Nach dem Beschwerdevorbringen kann von familiären Interessen des Beschwerdeführers an seiner Befreiung von der Präsenzdienstpflicht keine Rede sein, weil durch die behauptete Unmöglichkeit der Unterstützung des Beschwerdeführers durch seine Eltern solche Interessen nicht berührt werden.

Die Annahme der belangten Behörde, der landwirtschaftliche Betrieb des Beschwerdeführers könne ohne Gefährdung seiner Existenz während der Präsenzdienstleistung aufrechterhalten und weitergeführt werden, erfolgt im Ergebnis zu Recht. Die Beschwerde war daher gemäß § 42 Abs. 1 VwGG als unbegründet abzuweisen.

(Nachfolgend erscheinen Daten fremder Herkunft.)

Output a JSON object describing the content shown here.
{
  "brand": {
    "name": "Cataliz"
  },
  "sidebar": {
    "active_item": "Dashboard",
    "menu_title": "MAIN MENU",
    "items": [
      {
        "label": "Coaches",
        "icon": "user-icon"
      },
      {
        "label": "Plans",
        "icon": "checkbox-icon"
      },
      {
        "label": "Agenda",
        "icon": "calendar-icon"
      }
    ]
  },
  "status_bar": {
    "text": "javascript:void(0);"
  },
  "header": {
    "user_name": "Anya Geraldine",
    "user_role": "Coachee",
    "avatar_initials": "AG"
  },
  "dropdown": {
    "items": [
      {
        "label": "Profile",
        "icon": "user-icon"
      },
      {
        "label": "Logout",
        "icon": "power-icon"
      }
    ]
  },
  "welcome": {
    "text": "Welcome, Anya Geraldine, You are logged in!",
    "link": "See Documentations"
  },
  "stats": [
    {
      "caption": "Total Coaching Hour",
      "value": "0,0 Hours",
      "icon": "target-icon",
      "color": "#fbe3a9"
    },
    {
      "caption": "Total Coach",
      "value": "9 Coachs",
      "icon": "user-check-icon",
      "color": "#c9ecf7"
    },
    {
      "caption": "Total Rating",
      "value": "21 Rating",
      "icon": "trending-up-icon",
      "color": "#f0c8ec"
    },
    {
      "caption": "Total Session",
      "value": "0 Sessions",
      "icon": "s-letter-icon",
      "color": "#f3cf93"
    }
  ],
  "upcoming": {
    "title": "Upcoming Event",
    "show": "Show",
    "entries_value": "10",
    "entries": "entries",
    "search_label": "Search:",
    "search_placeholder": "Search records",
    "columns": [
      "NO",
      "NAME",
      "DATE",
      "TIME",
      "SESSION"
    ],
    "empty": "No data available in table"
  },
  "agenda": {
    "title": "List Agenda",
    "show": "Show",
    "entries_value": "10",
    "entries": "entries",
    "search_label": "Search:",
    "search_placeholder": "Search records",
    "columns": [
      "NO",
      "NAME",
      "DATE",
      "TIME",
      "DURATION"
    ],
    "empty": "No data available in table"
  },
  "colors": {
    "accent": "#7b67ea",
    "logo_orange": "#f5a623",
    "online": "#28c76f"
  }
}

Der Zuspruch von Aufwandersatz gründet sich auf die §§ 47 ff VwGG in Verbindung mit der Verordnung BGBl. Nr. 416/1994.

2. Hinsichtlich des angefochtenen Bescheides des Militärkommandos Steiermark ist der Beschwerdeführer darauf hinzuweisen, daß erst ein stattgebender Befreiungsbescheid die Erlassung eines Einberufungsbefehles rechtlich hindert (vgl. die Erkenntnisse des Verwaltungsgerichtshofes vom 10. Dezember 1991, Zl. 91/11/0103, und vom 27. Juni 1995, Zl. 95/11/0167). Das Beschwerdevorbringen über die offene Beschwerdefrist in Ansehung des erstangefochtenen Bescheides zum Zeitpunkt der Erlassung des zweitangefochtenen Bescheides sowie über dessen Rechtswidrigkeit geht daher ins Leere.

Da bereits der Inhalt der gegen den Einberufungsbefehl gerichteten Beschwerde erkennen läßt, daß die behauptete Rechtsverletzung nicht gegeben ist, war diese Beschwerde gemäß § 35 Abs. 1 VwGG ohne weiteres Verfahren als unbegründet abzuweisen.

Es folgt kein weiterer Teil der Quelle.